Bankacılık sektörü, kredi büyümesi, fonlama maliyetleri ve kârlılık açısından zor bir dönem olan 2024'te başarılı bir sınav verdi. Sektör, makrofinansal dengesizliklerin ve risklerin azaltıldığı geçiş sürecinin getirdiği maliyetleri iyi yöneterek sermaye gücünü ve bilanço sağlamlığını korudu.

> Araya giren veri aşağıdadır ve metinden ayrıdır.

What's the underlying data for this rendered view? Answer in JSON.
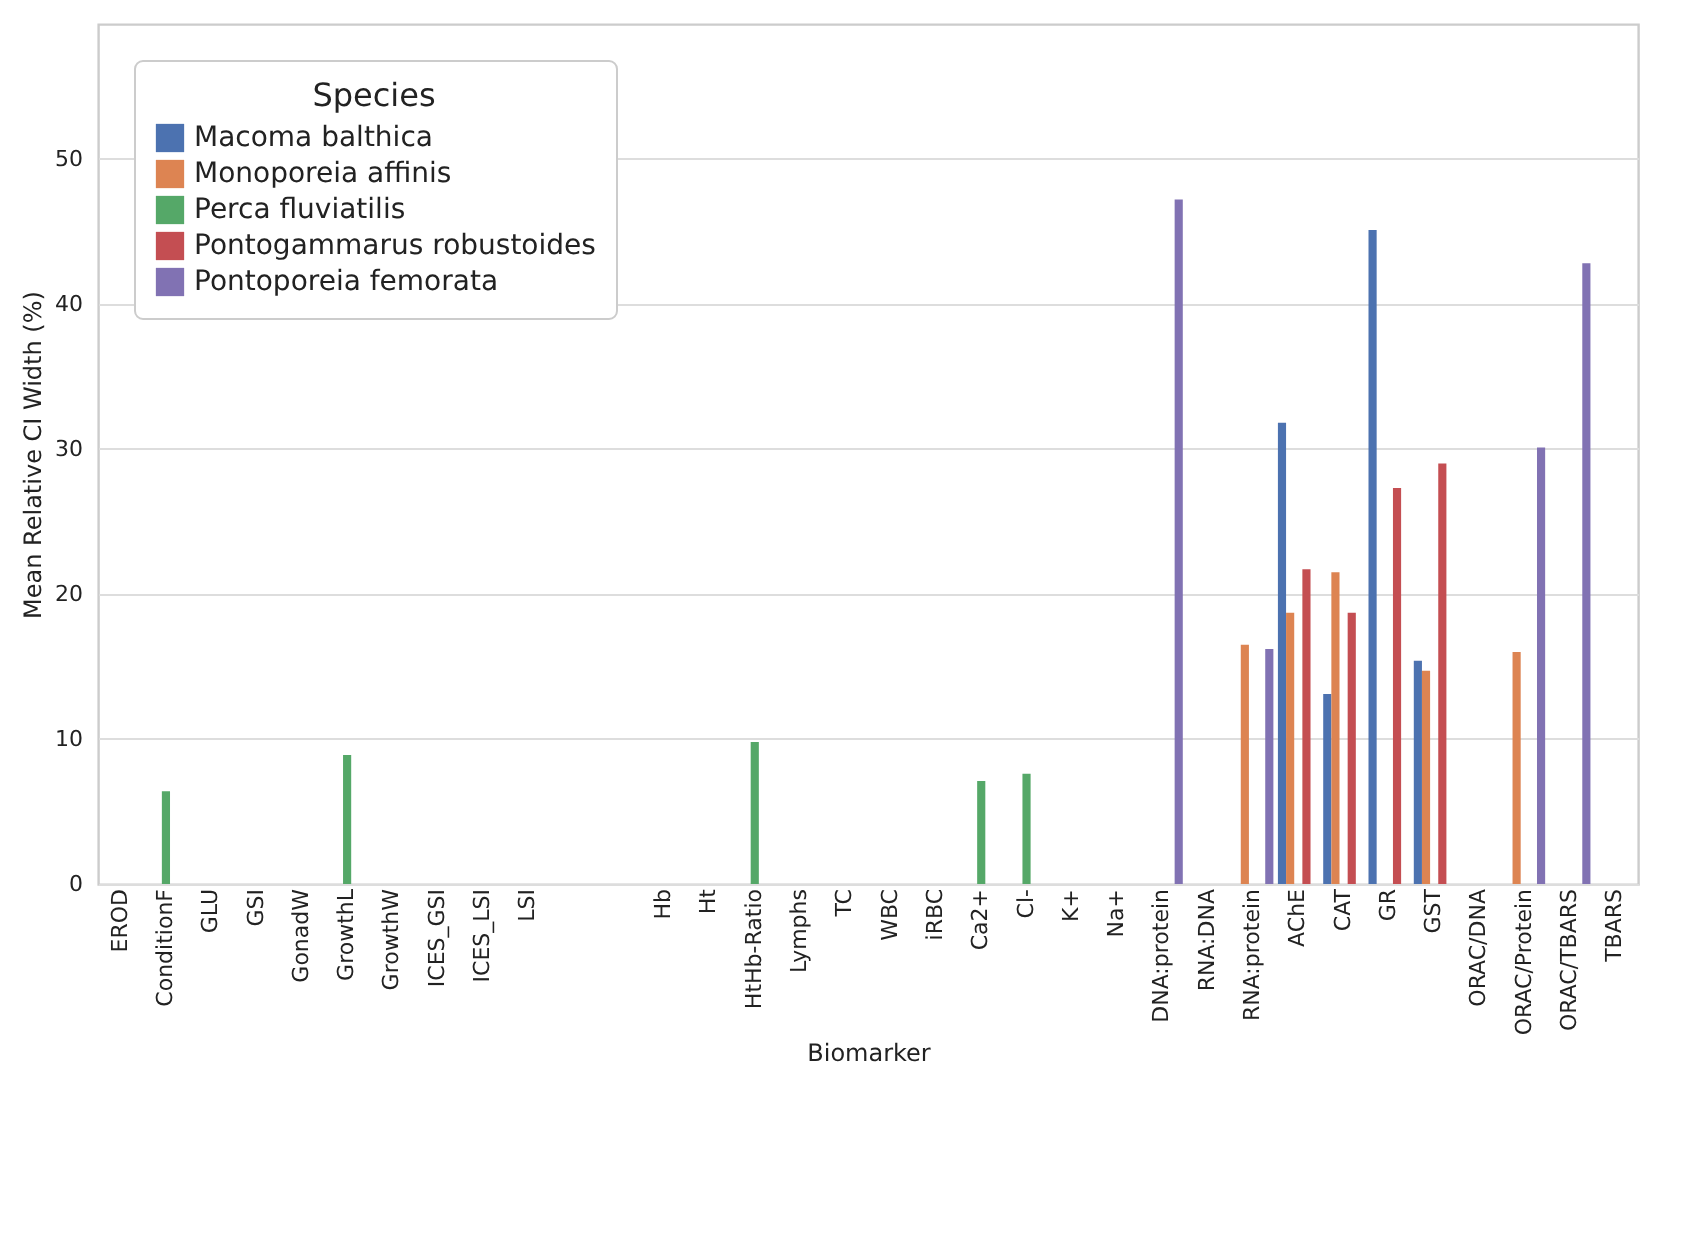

Sıkı parasal duruş ve uygulanan makroihtiyati tedbirlerin etkisiyle kredi büyümesi 2024 yılında yavaşladı. Öte yandan, bu dönemde ülke risk primi gerileyerek dış finansman koşullarının iyileşmesini sağladı ve sektördeki genel görünümü destekledi. Enflasyondaki düşüş eğiliminin devamıyla birlikte sektör için en zor dönem geride kalırken, önümüzdeki yıl fonlama maliyetlerinde beklenen iyileşmeyle bilançoların kademeli olarak rahatlayacağı belirtiliyor. 2025 yılında makroekonomik istikrarın sağlanması, enflasyonun düşmesi ve dijitalleşme ile sürdürülebilirlik alanlarındaki gelişmeler sayesinde sektörün, daha dirençli ve verimli bir yapıya kavuşacağı öngörülüyor.
TOPARLANMA YAŞANACAK
2025 yılı itibarıyla bankacılık sektöründe başlayacak kademeli bir gevşeme sürecinin ve özellikle faiz oranlarındaki indirimlerin etkisiyle, sektörün net faiz marjlarında belirgin bir toparlanma yaşanacak. Bu toparlanmanın, bankaların gelirlerini artıracağı ve sektörü canlandıracağı kaydediliyor. Kademeli faiz indirimleri kredi-mevduat makasını ve marjlardaki trendi pozitif etkileyecek. Enflasyondaki seyir ve kredi büyüme sınırlamalarının devamlılığı önümüzdeki dönemin büyüme dinamikleri için belirleyici olacak. Türk bankacılık sektörü için 2025'in, faiz politikalarının, dijitalleşme ve sürdürülebilirliğin belirleyici olduğu bir yıl olacağını öngörüyoruz.
MEVDUAT 18.2 TRİLYON TL
Türkiye Bankalar Birliği Başkanı Alpaslan Çakar, bankacılık sektörü olarak gelinen noktayı anlattı. Çakar, "Bankacılık sektörüne bakıldığında 30 trilyon TL'lik bir büyüklüğe ulaştık. Gayri safi milli hasıla içerisinde de bankacılık sektörünün büyüklüğü yüzde 76'ya geldi. Bu, ülkemiz ölçeğinde anlamlı bir rakam. Ama Euro Bölgesi ve daha gelişmiş ülkelere bakıldığında bu oranın çok daha yüksek seviyelere gidebileceğini de hep beraber biliyoruz. Mevduata geldiğinizde; 18.2 trilyon TL seviyesinde. Bugün itibarıyla bilanço içerisindeki payı yüzde 60'lar seviyesinde. İkinci önemli husus da kredi tarafı. 15.4 trilyon TL'lik bir kredi hacmine sahibiz. 15.4 trilyon TL'lik kredi, toplam bilanço üzerinde yüzde 51 paya sahip; ki bu belli periyotlarda çok daha yüksek olabiliyor ki daha da yükselmesi muhtemel bir oran" dedi.
OVP'NİN ETKİSİ OLDU
Türkiye'nin 2024 hikâyesinde mevcut konjonktürel etkilerin yanı sıra, Eylül 2023'de açıklanan Orta Vadeli Programı'nın (OVP) etkisine dikkat çeken Çakar, "OVP fiyat istikrarı, bütçe disiplini, sürdürülebilir cari açık ve yapısal reformlar üzerine inşa edildi. Biz bankacılık sektörü ve finans sektörü özellikle birinci maddeden yani fiyat istikrarı, finansal istikrar çerçevesinde bütün politikalarımızı o çerçevede oluşturduk. Gelinen nokta itibarıyla, Merkez Bankası rezervi 160 milyar dolara ulaştı, uluslararası derecelendirme kuruluşları Türkiye'nin notlarını arttırdı, gri listeden çıktık. Büyüme tarafında iç talep yerine dış talep kaynaklı bir büyüme mekanizması söz konusu, cari açık yüzde 1'in altına düşmüş durumda" dedi.